Looking to possibly upgrade and get either an Abu Garcia CS-7000 pro rocket or an Avet MXLMC. The abu is quite a bit cheaper, but which do y'all suggest as far as castability, drag (probably avet on this one), and value. I would use either from piers and jetties for bull reds and smaller sharks, casting whole 4-6 inch mullet with a 2 or 3 oz surf weight. 

Thanks!


----------



## justletmein (Feb 11, 2006)

Value will be the Abu no question, but if you like nicer things and don't mind paying for them the Avet is the way to go. It just boils down to your preference. Drag is definitely Avet.


----------



## Dovehunter132 (Sep 15, 2014)

As a die hard Abu fan I just recently bought the 7000 needless to say highly unsatisfied. It made it through 1/2 a trip and locked up. I love Avet reels also but Abu let me down for the first time. I love the 6500 I have 4 of them and use them all the time. They will last for ever but the 7000 let me down probably going to end up selling it. Just my .02


----------



## Greatwhite (Mar 28, 2011)

If its an abu, as long as it's the non levelwind versions Id go with that.


----------



## jimj100 (Dec 1, 2012)

I have both, but a 7000 csi, not the rocket. If you are going onto the sand, get the avet. From jetty and pier, the abu will be fine. It has a really smooth drag. The smoothest I have ever felt. It casts great. It's just a little "Swiss watch" for heavy duty beach use.


----------



## dabossgonzo (Mar 5, 2010)

*7000 junk*

I bought 3 or the 7000I just a few months ago and they are junk. Fighting kingfish the reel tweaks and lets the line get between the spool and side plate on the clicker side of the reel (all three do this). 
I own three AVET MXL 5.8 MC and I am about to buy another for my son. They have been fished hard his season and no problems at all other than the clickers seem to wear out pretty fast on them (haven't pulled them apart yet to see exactly what is going on).


----------



## fishhawkxxx (Jul 7, 2012)

I love the older 'bassadeur's 7000's, but they are heavy, I have downsized to the 6000 series 'bassadeurs and have had a blast with red's up to 43"


----------



## gigem2636 (Oct 2, 2013)

all great responses, thanks!

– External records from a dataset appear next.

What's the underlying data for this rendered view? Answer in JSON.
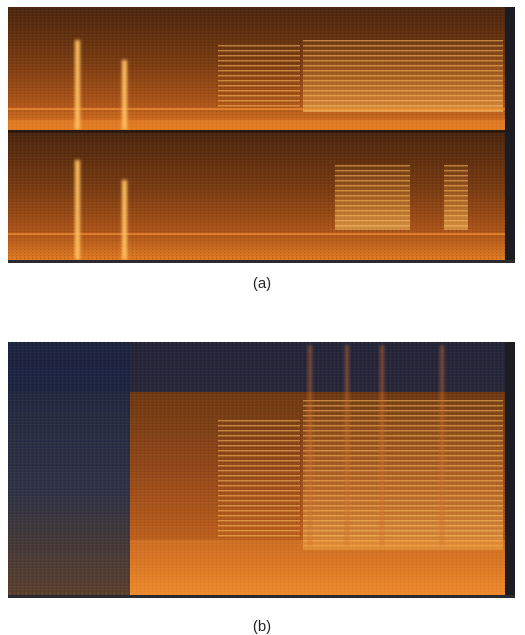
{
  "panels": [
    {
      "label": "(a)"
    },
    {
      "label": "(b)"
    }
  ]
}
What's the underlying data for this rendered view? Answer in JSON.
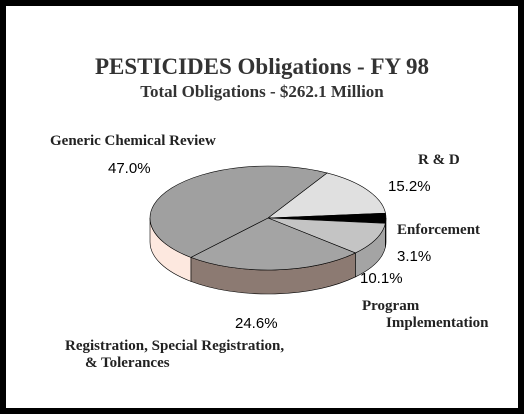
{
  "chart_data": {
    "type": "pie3d",
    "title": "PESTICIDES Obligations - FY 98",
    "subtitle": "Total Obligations - $262.1 Million",
    "categories": [
      "R & D",
      "Enforcement",
      "Program Implementation",
      "Registration, Special Registration, & Tolerances",
      "Generic Chemical Review"
    ],
    "values": [
      15.2,
      3.1,
      10.1,
      24.6,
      47.0
    ],
    "value_labels": [
      "15.2%",
      "3.1%",
      "10.1%",
      "24.6%",
      "47.0%"
    ],
    "colors": [
      "#e0e0e0",
      "#000000",
      "#c4c4c4",
      "#a4a4a4",
      "#a0a0a0"
    ],
    "side_colors": [
      "#b4b4b4",
      "#000000",
      "#a4a4a4",
      "#8c7a72",
      "#fde8df"
    ]
  }
}
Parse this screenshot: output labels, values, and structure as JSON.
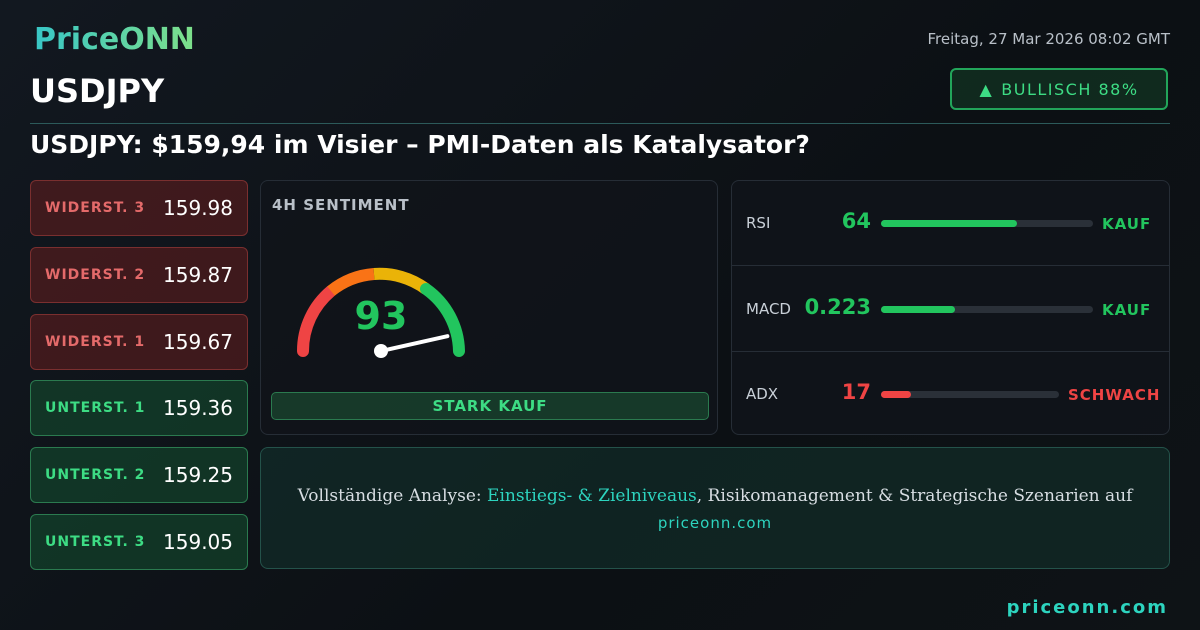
{
  "header": {
    "logo": "PriceONN",
    "date": "Freitag, 27 Mar 2026 08:02 GMT",
    "symbol": "USDJPY",
    "badge": "BULLISCH 88%"
  },
  "headline": "USDJPY: $159,94 im Visier – PMI-Daten als Katalysator?",
  "levels": [
    {
      "label": "WIDERST. 3",
      "value": 159.98,
      "kind": "resistance"
    },
    {
      "label": "WIDERST. 2",
      "value": 159.87,
      "kind": "resistance"
    },
    {
      "label": "WIDERST. 1",
      "value": 159.67,
      "kind": "resistance"
    },
    {
      "label": "UNTERST. 1",
      "value": 159.36,
      "kind": "support"
    },
    {
      "label": "UNTERST. 2",
      "value": 159.25,
      "kind": "support"
    },
    {
      "label": "UNTERST. 3",
      "value": 159.05,
      "kind": "support"
    }
  ],
  "sentiment": {
    "title": "4H SENTIMENT",
    "score": 93,
    "signal": "STARK KAUF"
  },
  "indicators": [
    {
      "name": "RSI",
      "value": 64,
      "signal": "KAUF",
      "color": "#22c55e"
    },
    {
      "name": "MACD",
      "value": 0.223,
      "signal": "KAUF",
      "color": "#22c55e"
    },
    {
      "name": "ADX",
      "value": 17,
      "signal": "SCHWACH",
      "color": "#ef4444"
    }
  ],
  "cta": {
    "before": "Vollständige Analyse: ",
    "highlight": "Einstiegs- & Zielniveaus",
    "after": ", Risikomanagement & Strategische Szenarien auf",
    "link": "priceonn.com"
  },
  "footer": "priceonn.com"
}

Which would y'all say is easier to cast? ie less backlashes. I can somewhat cast a conventional but yeah i'll backlash every now and then and its annoying.


----------



## jimj100 (Dec 1, 2012)

The avet mxlmc will pretty much never backlash with mag set on 3. 2 is a better setting for distance. The 7000csi also has mags, and I have never managed to backlash that one at any setting. Both are very easy to cast.


----------